WEATHER Nice spring-like conditions
: Hazy, some scraggly cus appeared along a weak convergence line, which stayed close to the field most of the afternoon.
: Very light out of the Southeast and East.
: 3000 AGL on tow, about 2800 MSL in soaring flight.
: 45 minutes
: 2 kts. steady, occasional 3 kts.
: about 70 deg. F.
: Nice spring-like day. A weak convergence line was almost stationary during the afternoon over, and just to the west of the field, marked by some cus. This enabled soaring flights by the 1-26 and the Orange Crush. In the Orange Crush, we did best by just flying straight along the clouds marking the convergence line, rather than stopping to circle. We made 2 round trip runs from North of the field down to the prison and back, and gained about 600ft in the process.
s: Dan Gudgel, Harry Davies, Harold Gallagher
Donuts: Craig Gifford
Coffee brewed by: Alex Caldwell (didn't drink any).
Craig Gifford flies the 1-26
Craig made a great first take off, tow and landing in the 1-26. This video shows the landing. If you listen closely, you can hear what it sounds like when a wheel bearing has gone out! There's also something not quite right about my camera's exposure setting.
Enjoy it while it lasts! Photo by Harold and Dan.
If only it stayed like this all year long! Photo by Skip Breidbach.
Spring is almost here! We have some yellow flowers and some blue ones, species unkown.
Andy runs wing for Tyler Bishop. Photo by Skip Breidbach.
It was warm and sunny at Avenal. Very nice weather, compared to the fog in the Central Valley. Martin Caskey's good friend Dennis came over, and told us it was foggy at Paso Robles also, so he had to drive out instead of his usual mode of transport - flying his Piper tail-dragger, poor guy!
Craig Gifford flew with Alex in Orange Crush to knock the rust off after a winter lay-off following his win of the coveted "Iron Butt" award last year.
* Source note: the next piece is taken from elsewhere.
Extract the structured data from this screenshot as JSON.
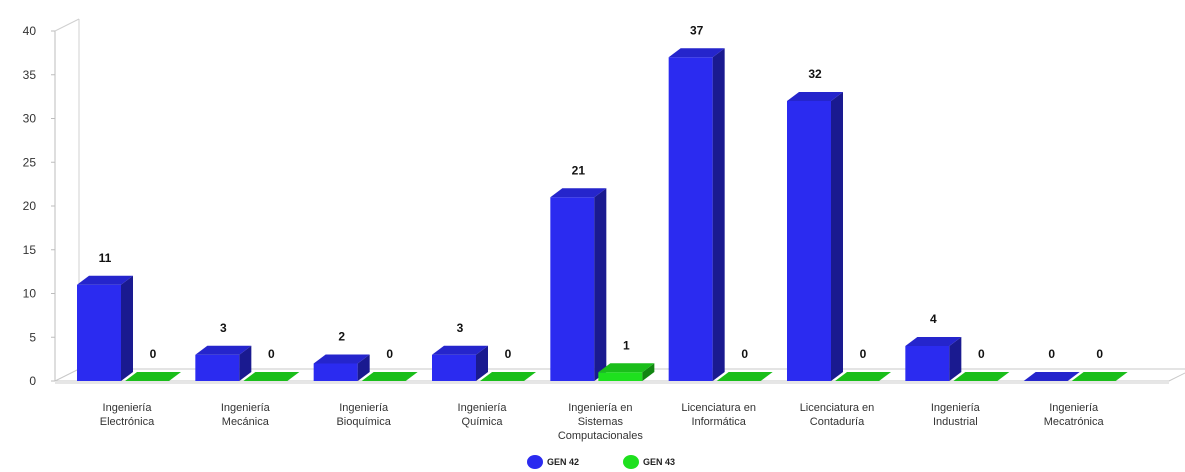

Photo by Skip Breidbach.
Either Andy, Tyler or Craig taking off in the 1-26. Photo by Skip Breidbach.
Tyler Bishop moving the 1-26 back to take-off area after his landing. He was able to stay up for some time in the convergence, flying with the Orange Crush. Photo by Andy Reistetter.
Plenty of smashed bugs accumulated on the leading edges. A sure sign that spring is almost here, and there are already thermals!
Jaimie Strickland and Harold Gallagher on another training flight. Jaimie is off to a great start, and seems to be enjoying her flying.
Wheel bearing went out on left side on the 1-26. Will need to be repaired before it is flown again.
Other pilots at the field today included Andy Reistetter who flew the 1-26, Skip Breidbach, who flew with Harold, helped out, and took some nice pictures.
Dan and Graeme McIntosh started flying early, and had made a lot of tows before any of the rest of us even got out to the field. Graeme did 15 rope breaks, and met his time and flight requirements to enter the Canadian instructor course this summer. Dan then flew with Philip Gerfaud. Philip is working hard on his rating, and has flown several different types of gliders in Europe that we can only dream about here in the U.S. Well, I can say I have flown the Schweizer 2-22, the 2-33, 2-33A, 1-26A, 1-26B, 1-26C, 1-26D and 1-26E. But that doesn't sound as good as some of the European gliders I'd like to try out.
Thanks to Craig for the Donuts!
We made a total of 28 tows today. Thanks to the tow pilots and the mechanics who have kept our tow plane going!
Thanks to Harold for the $600 Coalinga fuel run, without which none of this fun would have happened!
From Bart's Avenal RASP forecast for the day from the previous evening.
The Hcrit represents the height that an average "Joe Glider Pilot" might be expected to achieve. It was pretty close to what we got in the convergence, about 2800ft. MSL. Avenal is No. 1 on the map for reference.
There was a convergence line during the day that was predicted here by the RASP. The line we actually got was just a little bit North of what is indicated here, by a mile or two, but the orientation of the line was accurate.
The surface winds are interesting here in relation to the convergence line. They are light out of the East on the East side of the Convergence and just a little stronger out of the West SW on the west side of the line. This is what we saw from our perspective at the field. So the winds appeared to be feeding into the convergence line that we flew.
The predicted thermal height indicated by the RASP skew-T Avenal sounding forecast was not too far off. However, there did appear to be somewhat more moisture in the atmosphere than what the RASP predicted, as the convergence line was marked by some scraggly cus most of the day. Later in the day, higher, thicker clouds started building up over the Black Mountain / Castle Peak area to the West, and we could see virga and actual rain over the mountains by about 5:00p.m. This did not seem to be predicted by the RASP. The Forecast discussion indicated a low was centered right near Fresno, and was starting to build strength right in our local area, so the RASP may have been somewhat off on the timing of that event.